I spent a few minutes trying to reconstruct the banner from the tiles, and noticed two problems almost immediately.

  1. The tiles aren’t just laid down for the logo – some of them are reused within it, making the plan of just “importing” some Mass Effect logo from a DVD case spine impossible; and
  2. The colours are not even slightly right

The solution to 1 is not-so-obvious, but will be solvable when I work out the title screen “licensed by…” placement (as I imagine it is all referenced in the same area of the ROM. I prepare to be disappointed). The solution to 2 was very obvious however, but has confounded me for more time than I care to admit (mostly due to my Linux fanboyism – but hey, acceptance is part of the cure!)

I had overlooked the way the Mega Drive actually deals with graphics, by having sprites and palettes as separate entities. I’ve read the basics of the technical docs for the Mega Drive, and am aware that palette data is stored as RGB values in CRAM. If I can get a dump of the CRAM whilst the title screen is displayed then I can make Tile Layer Pro show the tiles correctly! Converting the hex CRAM dump into a TLP friendly format (or worst case scenario, converting by hand and inputting into TLP by hand) may be time consuming, but will make editing the tiles more obvious.

Getting a dump of the CRAM would also help towards my many many other investigative issues… What I needed was an emulator with debugging features. Being a Linux user bit me right in the ass here. There are some good native emulators for Linux, but none with the features I needed. Gens/GS plays nicely, but has no RAM/CRAM/breakpoints – any of the features I needed to continue. Same story for Kega Fusion – good to play on, but none of the features I really needed. But I have found the following:-

  • DebuGens is a mod of the original Gens, with handy dumping features – even direct TLP palette files from scenes! Seems useful, but under Wine, it crashes out whenever a ROM is loaded, which I put down to being quite low-level code, not just Win32 API calls.
  • GensKMod is another mod of Gens, with even more debugging features – but the same issues of the code base, and crashes exactly like DebuGens.
  • Exodus is a new emulator just released, which seems the best of the crop. Many features, and cycle-accurate emulation, it seemed to be the saviour. But this program is 64-bit Windows only, and Wine 64bit support just plain sucks. I compiled my on wine to run it, but it was buggy, and the wine64 install broke all other windows programs I was running, and that is just unacceptable.
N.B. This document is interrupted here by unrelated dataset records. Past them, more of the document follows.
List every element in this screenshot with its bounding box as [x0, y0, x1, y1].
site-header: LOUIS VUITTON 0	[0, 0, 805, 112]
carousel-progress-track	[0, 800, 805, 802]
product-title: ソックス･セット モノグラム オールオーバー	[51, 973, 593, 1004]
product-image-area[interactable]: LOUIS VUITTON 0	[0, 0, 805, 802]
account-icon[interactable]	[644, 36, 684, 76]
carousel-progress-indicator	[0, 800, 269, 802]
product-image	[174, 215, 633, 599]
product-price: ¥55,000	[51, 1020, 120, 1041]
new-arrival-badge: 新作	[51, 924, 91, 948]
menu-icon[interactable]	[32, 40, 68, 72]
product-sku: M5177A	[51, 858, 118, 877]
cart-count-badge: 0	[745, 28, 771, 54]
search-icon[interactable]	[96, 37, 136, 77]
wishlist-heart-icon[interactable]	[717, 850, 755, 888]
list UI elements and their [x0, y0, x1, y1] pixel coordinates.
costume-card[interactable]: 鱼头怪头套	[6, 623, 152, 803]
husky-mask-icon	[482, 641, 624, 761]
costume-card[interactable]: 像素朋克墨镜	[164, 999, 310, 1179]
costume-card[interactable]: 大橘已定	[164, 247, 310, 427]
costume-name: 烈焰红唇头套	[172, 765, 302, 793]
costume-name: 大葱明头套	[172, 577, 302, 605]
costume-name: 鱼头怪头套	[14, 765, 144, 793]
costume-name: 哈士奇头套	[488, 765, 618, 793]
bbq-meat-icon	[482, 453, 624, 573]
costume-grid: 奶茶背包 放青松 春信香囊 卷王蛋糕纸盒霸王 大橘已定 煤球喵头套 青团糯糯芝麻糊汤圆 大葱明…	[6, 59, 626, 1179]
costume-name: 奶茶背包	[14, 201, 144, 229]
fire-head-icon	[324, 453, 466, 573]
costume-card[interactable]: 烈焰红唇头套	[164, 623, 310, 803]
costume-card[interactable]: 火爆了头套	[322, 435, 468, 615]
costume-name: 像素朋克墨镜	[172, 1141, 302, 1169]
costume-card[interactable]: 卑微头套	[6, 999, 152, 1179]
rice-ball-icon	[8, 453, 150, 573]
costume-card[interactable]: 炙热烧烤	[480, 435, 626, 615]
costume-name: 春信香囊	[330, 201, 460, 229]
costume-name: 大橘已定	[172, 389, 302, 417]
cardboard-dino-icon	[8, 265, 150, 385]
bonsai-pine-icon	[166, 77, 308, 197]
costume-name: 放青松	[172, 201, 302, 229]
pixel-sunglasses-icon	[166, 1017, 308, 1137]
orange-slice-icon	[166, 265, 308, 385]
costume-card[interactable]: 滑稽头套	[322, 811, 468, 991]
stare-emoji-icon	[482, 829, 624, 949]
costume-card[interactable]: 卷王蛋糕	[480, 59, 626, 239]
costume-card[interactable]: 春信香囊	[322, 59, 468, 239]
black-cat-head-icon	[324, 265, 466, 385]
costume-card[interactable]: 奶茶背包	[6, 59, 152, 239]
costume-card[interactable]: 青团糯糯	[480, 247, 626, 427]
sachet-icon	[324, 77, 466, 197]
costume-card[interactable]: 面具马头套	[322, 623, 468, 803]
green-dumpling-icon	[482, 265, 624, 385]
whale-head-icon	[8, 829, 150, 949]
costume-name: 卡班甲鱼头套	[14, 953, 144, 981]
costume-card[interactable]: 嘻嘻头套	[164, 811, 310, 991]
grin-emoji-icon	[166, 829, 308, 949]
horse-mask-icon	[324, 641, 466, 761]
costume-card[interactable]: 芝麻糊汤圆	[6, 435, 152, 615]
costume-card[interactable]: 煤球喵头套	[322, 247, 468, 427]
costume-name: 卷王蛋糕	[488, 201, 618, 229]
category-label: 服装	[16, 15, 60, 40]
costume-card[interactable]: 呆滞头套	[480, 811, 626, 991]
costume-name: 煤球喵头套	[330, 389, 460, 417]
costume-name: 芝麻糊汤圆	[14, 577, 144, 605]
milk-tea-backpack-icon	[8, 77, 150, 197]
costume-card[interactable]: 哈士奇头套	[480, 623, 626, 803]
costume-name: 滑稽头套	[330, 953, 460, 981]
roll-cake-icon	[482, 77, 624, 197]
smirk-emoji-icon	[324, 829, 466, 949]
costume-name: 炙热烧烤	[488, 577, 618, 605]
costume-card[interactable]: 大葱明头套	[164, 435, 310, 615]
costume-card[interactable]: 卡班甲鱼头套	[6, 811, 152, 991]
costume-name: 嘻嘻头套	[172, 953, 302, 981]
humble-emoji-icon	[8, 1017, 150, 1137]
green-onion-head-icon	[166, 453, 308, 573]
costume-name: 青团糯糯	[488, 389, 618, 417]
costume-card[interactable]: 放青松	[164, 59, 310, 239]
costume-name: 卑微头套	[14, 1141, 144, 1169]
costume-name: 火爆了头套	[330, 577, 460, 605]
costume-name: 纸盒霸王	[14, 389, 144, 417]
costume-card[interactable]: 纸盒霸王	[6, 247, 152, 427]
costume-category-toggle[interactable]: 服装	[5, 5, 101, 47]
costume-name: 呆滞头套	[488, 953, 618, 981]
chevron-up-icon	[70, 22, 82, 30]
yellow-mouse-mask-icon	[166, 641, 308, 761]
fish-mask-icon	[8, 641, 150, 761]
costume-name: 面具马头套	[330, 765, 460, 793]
This has left me with two options, which I will just have to suck up and go through with to progress on this project. My laptop has a valid Windows 7 license, and it is time to either dual boot or run a VM of Windows. The Linux acolyte in me feels tainted, but needs must…

…for now, at least. Exodus appears to be going open source soon, which is great news. A native Linux port would save all my issues. But for now, time to spin up a VM.